My wife and I have two kids who both loathed changing time. I mean, seriously hated it. My current son (who is just over a year old) will sometimes even start crying as soon as he sees us walking to the changing table. Once he is on the table, it can become an irrational battle to keep him from crawling over the edge of the table.
Alas, there has been a solution that works most of the time-- get him engaged in something that thoroughly consumes his attention. You've obviously noticed a part of this, especially if you are having a second person play with your child while you work.
For my first child, and now my son, we learned that the best thing to do is to put a toy in the kids hand. This is a tougher task than one might think. If you give the kid a toy they've recently played with, you may get 10-20 seconds of distraction time. With quick hands, this could be enough time to get the kid unclothed and un-diapered. At that point, you use one-hand to do the rest of the work, while the other restrains the child.
But, we'd prefer to not have to "restrain" our children, if that is possible. If you can find a toy that the child hasn't played with in a long time, or some form of devices that you usually wouldn't let the child play with, you can significantly extend the distraction time because your kid is fascinated with discovering a newly found item.
One exception to this rule of giving the kid "new items" is to give them a cell phone. My wife and I almost never let our children play with our cell phones. If you are also the type of parent who doesn't share your cell with your children, then this is the checkmate option that works every time.
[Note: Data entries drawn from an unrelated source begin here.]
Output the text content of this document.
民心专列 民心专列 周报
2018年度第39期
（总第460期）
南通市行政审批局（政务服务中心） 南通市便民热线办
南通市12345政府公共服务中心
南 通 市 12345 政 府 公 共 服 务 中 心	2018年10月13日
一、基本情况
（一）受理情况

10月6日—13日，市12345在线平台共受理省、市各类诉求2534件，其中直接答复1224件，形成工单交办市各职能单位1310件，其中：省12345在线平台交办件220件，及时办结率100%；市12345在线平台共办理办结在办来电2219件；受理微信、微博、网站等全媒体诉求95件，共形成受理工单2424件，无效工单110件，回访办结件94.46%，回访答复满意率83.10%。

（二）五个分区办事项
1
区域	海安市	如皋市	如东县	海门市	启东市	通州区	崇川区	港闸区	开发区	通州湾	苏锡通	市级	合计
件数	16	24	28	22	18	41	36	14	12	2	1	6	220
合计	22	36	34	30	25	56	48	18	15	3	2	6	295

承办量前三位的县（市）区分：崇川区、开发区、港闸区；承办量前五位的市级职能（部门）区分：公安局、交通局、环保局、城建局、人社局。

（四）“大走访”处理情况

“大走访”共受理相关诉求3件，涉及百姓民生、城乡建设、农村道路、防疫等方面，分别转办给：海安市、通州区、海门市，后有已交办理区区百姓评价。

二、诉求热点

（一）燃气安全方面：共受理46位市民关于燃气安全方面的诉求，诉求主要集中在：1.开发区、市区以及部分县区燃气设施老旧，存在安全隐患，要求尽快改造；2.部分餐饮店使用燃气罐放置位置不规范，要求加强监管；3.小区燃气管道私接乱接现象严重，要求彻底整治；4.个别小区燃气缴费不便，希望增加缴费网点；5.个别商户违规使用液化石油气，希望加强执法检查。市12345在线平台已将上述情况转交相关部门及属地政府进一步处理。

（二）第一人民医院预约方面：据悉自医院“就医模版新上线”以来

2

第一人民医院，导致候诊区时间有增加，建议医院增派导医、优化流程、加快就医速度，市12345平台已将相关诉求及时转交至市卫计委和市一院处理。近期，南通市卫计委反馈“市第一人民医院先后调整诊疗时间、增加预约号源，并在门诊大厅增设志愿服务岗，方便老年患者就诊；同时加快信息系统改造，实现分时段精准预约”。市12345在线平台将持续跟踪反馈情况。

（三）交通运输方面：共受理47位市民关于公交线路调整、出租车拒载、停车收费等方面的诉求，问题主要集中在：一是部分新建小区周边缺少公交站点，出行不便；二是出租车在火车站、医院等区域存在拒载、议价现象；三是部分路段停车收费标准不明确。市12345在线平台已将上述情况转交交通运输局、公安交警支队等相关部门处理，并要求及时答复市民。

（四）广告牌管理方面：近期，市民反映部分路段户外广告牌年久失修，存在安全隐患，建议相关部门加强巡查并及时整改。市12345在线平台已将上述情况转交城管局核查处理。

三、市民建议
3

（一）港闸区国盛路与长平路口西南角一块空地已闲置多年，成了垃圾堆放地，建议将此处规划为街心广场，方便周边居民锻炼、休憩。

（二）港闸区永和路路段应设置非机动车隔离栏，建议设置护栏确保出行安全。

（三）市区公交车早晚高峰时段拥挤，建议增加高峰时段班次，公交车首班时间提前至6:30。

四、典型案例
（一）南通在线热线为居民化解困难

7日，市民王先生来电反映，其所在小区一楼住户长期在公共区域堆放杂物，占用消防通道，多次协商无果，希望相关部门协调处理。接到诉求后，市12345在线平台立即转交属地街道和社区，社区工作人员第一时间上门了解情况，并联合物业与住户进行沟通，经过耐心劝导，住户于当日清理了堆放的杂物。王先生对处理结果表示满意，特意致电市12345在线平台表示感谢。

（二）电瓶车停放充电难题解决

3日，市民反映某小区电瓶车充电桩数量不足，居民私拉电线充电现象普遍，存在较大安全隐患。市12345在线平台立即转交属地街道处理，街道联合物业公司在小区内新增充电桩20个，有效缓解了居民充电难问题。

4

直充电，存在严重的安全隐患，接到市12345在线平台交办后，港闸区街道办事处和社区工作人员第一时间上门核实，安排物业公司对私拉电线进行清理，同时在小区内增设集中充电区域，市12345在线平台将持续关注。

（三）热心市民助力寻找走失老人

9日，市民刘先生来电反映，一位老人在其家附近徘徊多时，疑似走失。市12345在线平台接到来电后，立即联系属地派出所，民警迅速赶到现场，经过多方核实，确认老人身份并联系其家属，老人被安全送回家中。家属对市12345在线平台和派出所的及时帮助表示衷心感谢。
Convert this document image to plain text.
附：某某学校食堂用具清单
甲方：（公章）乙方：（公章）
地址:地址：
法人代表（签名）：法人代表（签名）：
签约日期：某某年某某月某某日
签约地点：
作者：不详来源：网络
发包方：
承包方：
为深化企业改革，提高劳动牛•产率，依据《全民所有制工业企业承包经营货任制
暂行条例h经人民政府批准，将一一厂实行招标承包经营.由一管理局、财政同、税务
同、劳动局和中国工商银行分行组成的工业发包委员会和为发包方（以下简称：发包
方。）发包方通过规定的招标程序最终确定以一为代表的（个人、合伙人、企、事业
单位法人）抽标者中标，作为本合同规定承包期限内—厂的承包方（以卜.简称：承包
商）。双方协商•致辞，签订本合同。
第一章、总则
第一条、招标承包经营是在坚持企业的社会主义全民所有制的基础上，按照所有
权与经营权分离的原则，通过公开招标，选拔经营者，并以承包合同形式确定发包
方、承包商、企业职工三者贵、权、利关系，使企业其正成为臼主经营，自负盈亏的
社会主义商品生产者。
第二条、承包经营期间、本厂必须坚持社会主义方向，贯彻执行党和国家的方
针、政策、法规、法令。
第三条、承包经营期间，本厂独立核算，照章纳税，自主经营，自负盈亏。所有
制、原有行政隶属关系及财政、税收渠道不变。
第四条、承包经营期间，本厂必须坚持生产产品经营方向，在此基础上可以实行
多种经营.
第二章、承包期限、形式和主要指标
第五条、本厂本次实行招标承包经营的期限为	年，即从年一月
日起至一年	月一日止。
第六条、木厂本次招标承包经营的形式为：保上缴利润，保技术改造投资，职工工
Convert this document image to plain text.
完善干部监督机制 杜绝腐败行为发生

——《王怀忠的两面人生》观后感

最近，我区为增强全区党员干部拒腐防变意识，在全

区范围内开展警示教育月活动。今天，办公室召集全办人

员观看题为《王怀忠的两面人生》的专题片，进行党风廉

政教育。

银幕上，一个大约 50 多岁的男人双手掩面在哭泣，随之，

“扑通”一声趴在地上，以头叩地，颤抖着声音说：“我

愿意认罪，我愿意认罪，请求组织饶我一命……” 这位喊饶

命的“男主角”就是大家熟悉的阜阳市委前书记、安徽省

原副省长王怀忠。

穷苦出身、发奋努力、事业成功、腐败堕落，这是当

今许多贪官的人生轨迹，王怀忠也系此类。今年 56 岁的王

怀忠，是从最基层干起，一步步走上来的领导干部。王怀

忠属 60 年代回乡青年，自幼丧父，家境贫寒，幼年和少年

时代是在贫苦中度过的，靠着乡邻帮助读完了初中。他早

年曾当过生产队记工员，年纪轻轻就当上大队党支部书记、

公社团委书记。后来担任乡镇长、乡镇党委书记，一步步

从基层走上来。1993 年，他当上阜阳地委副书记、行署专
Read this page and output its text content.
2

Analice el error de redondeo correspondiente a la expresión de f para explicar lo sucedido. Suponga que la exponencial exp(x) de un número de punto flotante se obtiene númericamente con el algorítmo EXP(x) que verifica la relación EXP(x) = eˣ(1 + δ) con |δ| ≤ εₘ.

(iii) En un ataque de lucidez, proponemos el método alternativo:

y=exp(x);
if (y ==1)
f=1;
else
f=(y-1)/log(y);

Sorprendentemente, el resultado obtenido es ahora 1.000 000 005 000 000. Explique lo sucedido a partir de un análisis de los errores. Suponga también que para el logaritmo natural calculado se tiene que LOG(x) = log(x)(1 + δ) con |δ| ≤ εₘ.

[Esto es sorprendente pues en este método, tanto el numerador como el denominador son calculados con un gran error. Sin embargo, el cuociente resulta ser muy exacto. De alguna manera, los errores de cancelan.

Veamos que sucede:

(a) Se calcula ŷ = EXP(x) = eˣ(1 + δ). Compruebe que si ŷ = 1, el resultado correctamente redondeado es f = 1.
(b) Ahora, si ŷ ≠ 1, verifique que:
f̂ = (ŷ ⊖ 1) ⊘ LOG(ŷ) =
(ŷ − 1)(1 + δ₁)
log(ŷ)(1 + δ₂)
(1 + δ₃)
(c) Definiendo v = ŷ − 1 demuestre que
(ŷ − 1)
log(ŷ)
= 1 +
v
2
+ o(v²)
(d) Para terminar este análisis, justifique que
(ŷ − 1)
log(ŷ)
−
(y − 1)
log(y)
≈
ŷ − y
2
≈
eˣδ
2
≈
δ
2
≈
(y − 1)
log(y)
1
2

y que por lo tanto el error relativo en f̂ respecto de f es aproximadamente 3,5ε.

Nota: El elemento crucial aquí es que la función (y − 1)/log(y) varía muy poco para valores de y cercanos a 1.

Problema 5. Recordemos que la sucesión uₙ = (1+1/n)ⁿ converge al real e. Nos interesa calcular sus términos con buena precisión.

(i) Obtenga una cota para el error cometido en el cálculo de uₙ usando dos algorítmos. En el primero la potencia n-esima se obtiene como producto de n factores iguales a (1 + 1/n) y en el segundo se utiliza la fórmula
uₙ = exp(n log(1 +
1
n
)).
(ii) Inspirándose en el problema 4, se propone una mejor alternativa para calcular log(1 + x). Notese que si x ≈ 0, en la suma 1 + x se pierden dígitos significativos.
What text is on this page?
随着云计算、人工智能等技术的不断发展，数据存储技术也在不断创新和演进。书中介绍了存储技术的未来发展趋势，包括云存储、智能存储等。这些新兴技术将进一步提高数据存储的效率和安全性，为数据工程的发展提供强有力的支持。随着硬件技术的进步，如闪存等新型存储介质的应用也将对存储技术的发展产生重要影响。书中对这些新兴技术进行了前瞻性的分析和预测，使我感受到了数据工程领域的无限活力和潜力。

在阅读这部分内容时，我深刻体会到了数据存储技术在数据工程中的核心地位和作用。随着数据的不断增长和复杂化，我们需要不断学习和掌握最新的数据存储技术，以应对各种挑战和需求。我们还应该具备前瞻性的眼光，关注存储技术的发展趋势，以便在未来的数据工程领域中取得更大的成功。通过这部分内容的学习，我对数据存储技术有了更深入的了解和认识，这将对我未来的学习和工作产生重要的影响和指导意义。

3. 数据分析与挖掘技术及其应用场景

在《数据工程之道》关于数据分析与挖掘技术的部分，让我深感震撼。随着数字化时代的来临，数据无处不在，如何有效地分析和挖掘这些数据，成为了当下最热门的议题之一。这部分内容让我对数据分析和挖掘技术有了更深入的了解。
In my case, I pull out my phone and give it to my boy probably once every couple weeks. These are the days where he is extremely tired & cranky, and starts fighting me before I even get to his bedroom door. As soon as he touches the changing mat, I put the phone in his hand and, bam!, instant silence.
I hope these suggestions help. Your daughter will have a unique personality of her own, so she may prefer other types of distractions. Still, if you can give her something to do with her own hands, you can extend the distraction time significantly. Variety is what makes this work, so learn to continually rotate in-and-out new things for your child to "fiddle" with.